FDI-growth nexus and the moderating role of financial development in Nigeria: Fresh empirical insights
DOI:
https://doi.org/10.20448/ajeer.v13i2.8915Keywords:
ARDL, CCR, Economic growth, FDI, Financial development, FMOLS, Moderation, Nigeria, Threshold.Abstract
This study examines how the nexus between foreign direct investment (FDI) and economic growth nexus is moderated by financial development in Nigeria. Efforts are also made to estimate the threshold level of financial development beyond which FDI can deliver desirable growth outcomes in Nigeria. The analysis is based on annual time-series data on relevant variables over the period 1986-2022 collected from secondary sources.

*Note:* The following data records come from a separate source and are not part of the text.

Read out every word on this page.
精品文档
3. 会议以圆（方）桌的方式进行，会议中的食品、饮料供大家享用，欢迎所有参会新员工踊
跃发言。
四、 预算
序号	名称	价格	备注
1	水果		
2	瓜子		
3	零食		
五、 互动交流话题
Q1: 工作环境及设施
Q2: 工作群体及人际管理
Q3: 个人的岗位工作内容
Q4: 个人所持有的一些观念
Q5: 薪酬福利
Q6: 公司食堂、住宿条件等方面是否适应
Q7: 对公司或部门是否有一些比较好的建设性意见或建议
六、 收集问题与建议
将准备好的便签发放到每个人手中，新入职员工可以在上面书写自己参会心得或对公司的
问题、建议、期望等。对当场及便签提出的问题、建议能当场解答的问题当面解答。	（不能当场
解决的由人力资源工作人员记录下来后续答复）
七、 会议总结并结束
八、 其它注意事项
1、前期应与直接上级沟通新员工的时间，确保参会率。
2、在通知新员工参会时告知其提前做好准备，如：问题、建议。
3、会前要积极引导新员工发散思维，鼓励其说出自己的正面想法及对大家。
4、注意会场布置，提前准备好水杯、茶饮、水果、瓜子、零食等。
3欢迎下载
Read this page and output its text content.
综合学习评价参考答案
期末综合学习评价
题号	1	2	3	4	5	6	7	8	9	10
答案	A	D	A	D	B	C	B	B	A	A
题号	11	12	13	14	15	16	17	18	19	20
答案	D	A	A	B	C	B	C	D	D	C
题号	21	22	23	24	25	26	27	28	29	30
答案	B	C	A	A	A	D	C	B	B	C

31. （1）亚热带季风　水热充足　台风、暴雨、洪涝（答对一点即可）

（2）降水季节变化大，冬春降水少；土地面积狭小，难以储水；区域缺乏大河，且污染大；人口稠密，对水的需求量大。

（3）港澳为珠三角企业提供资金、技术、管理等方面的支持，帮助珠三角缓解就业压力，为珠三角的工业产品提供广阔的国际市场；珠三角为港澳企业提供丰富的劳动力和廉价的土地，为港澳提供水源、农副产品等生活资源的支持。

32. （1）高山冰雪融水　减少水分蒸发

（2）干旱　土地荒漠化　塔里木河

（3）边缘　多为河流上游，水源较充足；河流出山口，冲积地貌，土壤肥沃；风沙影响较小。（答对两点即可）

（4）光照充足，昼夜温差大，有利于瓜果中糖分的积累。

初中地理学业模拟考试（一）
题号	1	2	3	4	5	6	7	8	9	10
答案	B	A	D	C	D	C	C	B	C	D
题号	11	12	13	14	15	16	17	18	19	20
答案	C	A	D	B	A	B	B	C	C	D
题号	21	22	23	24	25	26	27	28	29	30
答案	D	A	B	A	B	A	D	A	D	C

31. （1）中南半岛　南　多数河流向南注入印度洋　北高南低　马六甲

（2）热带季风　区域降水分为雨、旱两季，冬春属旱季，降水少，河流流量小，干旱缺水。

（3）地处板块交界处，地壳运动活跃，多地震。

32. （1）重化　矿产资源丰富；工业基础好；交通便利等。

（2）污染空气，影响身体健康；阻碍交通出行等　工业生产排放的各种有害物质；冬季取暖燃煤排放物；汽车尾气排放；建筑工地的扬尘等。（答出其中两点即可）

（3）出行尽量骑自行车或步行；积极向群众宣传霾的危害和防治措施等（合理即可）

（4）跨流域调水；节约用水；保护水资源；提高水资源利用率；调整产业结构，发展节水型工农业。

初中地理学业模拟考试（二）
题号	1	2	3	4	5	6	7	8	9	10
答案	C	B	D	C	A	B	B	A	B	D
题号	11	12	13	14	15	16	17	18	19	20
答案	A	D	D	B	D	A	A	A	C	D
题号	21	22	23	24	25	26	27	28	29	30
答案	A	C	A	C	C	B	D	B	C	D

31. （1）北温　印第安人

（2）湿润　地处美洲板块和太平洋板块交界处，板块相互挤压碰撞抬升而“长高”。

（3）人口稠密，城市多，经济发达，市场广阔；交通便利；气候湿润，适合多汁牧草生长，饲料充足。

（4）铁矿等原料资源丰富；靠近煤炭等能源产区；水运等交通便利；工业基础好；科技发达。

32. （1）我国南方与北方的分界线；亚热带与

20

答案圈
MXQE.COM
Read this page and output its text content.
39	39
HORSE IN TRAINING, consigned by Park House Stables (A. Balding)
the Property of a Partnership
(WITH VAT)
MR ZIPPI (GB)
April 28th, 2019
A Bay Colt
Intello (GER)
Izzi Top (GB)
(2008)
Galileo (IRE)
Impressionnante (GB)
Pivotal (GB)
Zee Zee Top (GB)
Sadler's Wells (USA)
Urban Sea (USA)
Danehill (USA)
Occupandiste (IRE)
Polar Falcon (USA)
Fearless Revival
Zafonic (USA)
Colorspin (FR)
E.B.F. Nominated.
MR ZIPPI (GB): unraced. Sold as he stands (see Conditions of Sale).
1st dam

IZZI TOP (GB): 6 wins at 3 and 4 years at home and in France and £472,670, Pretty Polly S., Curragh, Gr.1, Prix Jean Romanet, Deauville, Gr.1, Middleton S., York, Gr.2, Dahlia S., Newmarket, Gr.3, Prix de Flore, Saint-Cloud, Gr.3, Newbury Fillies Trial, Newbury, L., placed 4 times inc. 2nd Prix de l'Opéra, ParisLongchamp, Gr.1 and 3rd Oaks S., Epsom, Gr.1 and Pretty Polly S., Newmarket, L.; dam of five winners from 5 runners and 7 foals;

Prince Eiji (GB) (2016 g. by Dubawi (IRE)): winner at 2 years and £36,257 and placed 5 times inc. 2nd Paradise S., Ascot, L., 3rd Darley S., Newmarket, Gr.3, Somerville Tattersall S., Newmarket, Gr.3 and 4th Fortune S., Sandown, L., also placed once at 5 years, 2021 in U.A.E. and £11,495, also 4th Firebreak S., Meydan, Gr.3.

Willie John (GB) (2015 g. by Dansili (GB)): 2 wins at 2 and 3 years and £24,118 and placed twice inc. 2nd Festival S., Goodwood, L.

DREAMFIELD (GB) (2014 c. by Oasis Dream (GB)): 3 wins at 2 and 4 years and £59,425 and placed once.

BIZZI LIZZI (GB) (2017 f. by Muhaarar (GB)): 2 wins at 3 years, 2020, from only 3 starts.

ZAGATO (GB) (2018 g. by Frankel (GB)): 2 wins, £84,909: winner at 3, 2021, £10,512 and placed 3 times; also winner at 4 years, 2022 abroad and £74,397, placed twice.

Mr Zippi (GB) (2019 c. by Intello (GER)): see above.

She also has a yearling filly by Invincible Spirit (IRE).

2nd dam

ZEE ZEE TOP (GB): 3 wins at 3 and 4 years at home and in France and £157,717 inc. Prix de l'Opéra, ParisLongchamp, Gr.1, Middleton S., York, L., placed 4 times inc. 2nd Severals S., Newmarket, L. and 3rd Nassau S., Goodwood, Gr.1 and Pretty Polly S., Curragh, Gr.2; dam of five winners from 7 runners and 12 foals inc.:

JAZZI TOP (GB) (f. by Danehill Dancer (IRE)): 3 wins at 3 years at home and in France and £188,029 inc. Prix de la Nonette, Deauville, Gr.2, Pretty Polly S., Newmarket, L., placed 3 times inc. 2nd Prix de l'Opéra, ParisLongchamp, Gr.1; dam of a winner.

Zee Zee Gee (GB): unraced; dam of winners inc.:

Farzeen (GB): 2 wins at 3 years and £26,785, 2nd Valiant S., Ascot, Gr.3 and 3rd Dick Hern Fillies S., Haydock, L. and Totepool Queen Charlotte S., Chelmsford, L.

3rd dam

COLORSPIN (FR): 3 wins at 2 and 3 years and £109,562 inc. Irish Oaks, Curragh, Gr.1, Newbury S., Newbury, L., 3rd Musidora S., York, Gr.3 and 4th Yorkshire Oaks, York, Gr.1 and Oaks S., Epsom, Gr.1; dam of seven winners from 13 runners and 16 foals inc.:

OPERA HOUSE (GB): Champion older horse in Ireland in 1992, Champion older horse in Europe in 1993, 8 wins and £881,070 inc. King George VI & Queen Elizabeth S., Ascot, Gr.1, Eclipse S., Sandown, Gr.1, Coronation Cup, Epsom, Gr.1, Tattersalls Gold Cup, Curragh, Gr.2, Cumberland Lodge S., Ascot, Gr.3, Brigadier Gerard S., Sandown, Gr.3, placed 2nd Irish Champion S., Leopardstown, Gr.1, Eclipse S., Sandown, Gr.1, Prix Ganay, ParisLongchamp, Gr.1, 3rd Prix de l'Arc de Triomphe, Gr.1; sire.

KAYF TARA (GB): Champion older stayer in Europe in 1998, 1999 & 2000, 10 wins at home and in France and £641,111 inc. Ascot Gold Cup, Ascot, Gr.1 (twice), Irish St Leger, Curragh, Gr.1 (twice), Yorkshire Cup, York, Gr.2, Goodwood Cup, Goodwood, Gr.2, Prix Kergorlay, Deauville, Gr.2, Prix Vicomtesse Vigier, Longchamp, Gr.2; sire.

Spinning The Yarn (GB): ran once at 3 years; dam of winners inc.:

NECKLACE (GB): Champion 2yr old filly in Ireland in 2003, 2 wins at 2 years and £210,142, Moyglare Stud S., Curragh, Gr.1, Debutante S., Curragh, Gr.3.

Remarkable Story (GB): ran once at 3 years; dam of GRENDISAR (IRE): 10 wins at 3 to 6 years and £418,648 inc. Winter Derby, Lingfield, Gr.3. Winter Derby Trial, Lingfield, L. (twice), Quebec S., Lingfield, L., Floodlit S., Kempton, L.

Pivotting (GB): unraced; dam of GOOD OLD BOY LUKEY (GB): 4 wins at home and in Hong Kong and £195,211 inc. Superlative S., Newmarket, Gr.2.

The study specifies an interactive model based on the FDI Photosynthesis Model, and this is estimated using the Fully Modified Ordinary Least Squares (FMOLS), Canonical Cointegrating Regression (CCR), and Autoregressive Distributed Lag (ARDL) techniques. The results show that FDI does not exert any significant positive direct effect on economic growth in Nigeria. The study also finds that the effect of the interaction of FDI with financial development is positive but insignificant in the short run, while it is negative and significant in the long run. The threshold analysis reveals that the levels of financial development beyond which FDI can deliver desirable growth outcomes in Nigeria are 19.14 and 68.16 percent of GDP based on the FMOLS and CCR estimates, respectively. The study concludes that financial development limits the transformative effect of FDI on economic growth in Nigeria.